Monday, June 06, 2005

A Womanly Novel

Child of a Rainless Year by Jane Lindskold

Well, I’m finally starting to sink my teeth into my novel, and it seems to be sucking up most of my verbal creativity. So I’m going to try to write some reviews to keep my hand in.

Jane Lindskold is probably best known for her Firekeeper books, though I personally prefer the Athanor novels, Changer and Legends Walking. Child of a Rainless Year is her most recently published novel, and one that I thoroughly enjoyed. It’s one of the few books I’ve ever read that left me thinking “That was definitely written by a woman.” Not saying that this is good or bad, just that it’s a rare experience.

So, what is it about Child of a Rainless Year that makes it so distinctively female? First, the obvious: The protagonist, Mira, is a woman and her strongest relationships are with other women—the mother who disappeared when our heroine was a child, and her recently deceased foster-mother. The foster-mother’s journal provides a second narrative thread that occupies probably a quarter to a third of the text; as such, she qualifies as a second viewpoint character. Most of the action is motivated by the main character’s search for the missing mother. So this is definitely a book about women.
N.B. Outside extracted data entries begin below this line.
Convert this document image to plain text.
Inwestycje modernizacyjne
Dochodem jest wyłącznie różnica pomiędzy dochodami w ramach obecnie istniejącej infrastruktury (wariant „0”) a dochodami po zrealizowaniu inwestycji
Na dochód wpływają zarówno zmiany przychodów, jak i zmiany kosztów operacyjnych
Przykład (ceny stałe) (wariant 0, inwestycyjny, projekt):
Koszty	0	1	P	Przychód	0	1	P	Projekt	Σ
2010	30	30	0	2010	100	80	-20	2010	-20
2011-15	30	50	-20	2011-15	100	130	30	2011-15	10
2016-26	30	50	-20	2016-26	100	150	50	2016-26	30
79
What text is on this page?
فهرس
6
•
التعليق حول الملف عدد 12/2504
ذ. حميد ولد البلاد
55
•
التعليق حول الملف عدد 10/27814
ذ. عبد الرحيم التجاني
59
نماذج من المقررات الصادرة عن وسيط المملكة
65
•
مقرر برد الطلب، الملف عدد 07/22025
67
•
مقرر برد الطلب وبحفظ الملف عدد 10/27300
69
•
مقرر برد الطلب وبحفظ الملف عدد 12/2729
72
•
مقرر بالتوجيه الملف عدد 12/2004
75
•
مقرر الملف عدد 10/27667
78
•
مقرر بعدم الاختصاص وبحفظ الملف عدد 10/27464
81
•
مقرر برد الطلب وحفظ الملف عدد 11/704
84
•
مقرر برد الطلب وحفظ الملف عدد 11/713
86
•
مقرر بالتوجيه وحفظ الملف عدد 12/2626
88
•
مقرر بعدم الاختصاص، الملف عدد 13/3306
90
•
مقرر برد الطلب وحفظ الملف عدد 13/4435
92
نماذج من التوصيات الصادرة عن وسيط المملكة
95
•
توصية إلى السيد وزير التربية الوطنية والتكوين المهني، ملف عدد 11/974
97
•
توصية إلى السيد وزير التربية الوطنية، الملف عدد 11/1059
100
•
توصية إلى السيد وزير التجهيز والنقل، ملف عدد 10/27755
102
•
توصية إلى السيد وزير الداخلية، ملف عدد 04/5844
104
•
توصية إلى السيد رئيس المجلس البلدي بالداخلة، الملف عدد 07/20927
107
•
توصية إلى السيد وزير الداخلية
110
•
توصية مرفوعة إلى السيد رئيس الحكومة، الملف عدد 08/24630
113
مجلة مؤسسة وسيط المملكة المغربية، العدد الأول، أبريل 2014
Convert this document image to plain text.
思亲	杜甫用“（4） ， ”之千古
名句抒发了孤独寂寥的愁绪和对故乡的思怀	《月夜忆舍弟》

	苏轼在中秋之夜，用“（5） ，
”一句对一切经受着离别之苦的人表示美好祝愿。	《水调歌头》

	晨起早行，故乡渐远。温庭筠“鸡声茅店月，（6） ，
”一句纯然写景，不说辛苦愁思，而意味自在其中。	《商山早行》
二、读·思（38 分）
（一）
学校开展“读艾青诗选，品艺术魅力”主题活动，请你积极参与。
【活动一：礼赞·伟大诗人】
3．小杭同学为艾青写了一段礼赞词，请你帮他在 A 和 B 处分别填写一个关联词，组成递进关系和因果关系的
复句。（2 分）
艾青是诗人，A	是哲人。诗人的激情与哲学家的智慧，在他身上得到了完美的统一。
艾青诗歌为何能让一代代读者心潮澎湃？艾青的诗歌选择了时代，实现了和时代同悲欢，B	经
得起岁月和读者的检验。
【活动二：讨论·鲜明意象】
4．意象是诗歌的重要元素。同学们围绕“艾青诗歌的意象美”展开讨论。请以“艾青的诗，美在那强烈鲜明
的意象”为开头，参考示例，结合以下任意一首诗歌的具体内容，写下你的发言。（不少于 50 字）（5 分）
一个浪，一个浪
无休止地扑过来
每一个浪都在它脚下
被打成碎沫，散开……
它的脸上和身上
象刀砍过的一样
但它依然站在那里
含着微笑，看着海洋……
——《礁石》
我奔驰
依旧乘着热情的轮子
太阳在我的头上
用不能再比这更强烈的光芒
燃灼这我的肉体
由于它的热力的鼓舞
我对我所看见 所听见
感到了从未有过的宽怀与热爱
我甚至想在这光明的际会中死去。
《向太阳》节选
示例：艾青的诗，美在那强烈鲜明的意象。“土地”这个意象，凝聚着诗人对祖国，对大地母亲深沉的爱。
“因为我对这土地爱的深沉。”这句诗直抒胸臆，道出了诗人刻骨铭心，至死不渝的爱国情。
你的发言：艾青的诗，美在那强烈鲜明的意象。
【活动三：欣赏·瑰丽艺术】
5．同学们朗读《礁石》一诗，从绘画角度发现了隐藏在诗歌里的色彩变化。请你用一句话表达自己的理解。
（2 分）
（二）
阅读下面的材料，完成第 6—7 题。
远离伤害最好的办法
This observation connects Child of a Rainless Year to a handful of other fantasy novels I’ve read over the years. Quick, what do the following books have in common?

Walking the Labyrinth by Lisa Goldstein
Slow Funeral by Rebecca Ore
Brown Girl in the Ring by Nalo Hopkinson
Mockingbird by Sean Stewart

Answer: They all involve a young woman discovering and coming to terms with a magical heritage, through a chain of events beginning with the loss of an older female relative (mother, aunt, grandmother). And except for the Goldstein (I don’t care much for her writing, but others may), they’re all really good reads. Child of a Rainless Year is actually something of an outlier in this group, in that Mira is in her fifties.

The rest of this post contains spoilers: you can read it here


Second, the central dichotomy of this book turns out to be about seeing versus being seen. This is not a point, I think, that would have ever inspired a male author to write a novel: it’s just not that big an issue in most men’s lives, with certain exceptions. (Notice that I’m talking strictly about seeing with one’s eyes, not about other types of perception that sometimes go under the same name, eg. “I see you as the kind of person who…”)

Vain Colette leaches colors from her surroundings and paints herself brightly, to become as she says “the sun in every gathering”. She’s all about being looked at. Artist Mira is relatively indifferent to the regard of others; she dedicates herself to creating beauty in her surroundings. Colette paints the family house white, plain setting for the jewel that is herself. When Mira gets done with it, the house is a baroque masterpiece, the ultimate Painted Lady.

I have to say that Lindskold’s usually competent prose fails rather badly at conveying this essential point. Colette criticizes Mira’s artistic bent by saying that the child Mira had gone into “externalizing” color rather than “internalizing” it. What she means is that color should be used on oneself rather than on other things; but the expression of it is vague and clumsy.

Possibly the terms “internalize” and “externalize” mean different things to people trained in the visual arts. To a martial artist such as myself, the usage here seems rather backwards. Surely Mira’s keen understanding of color and her generous and confident use of it show that she has “internalized” color far more than Colette, who persists in applying it only to her exterior?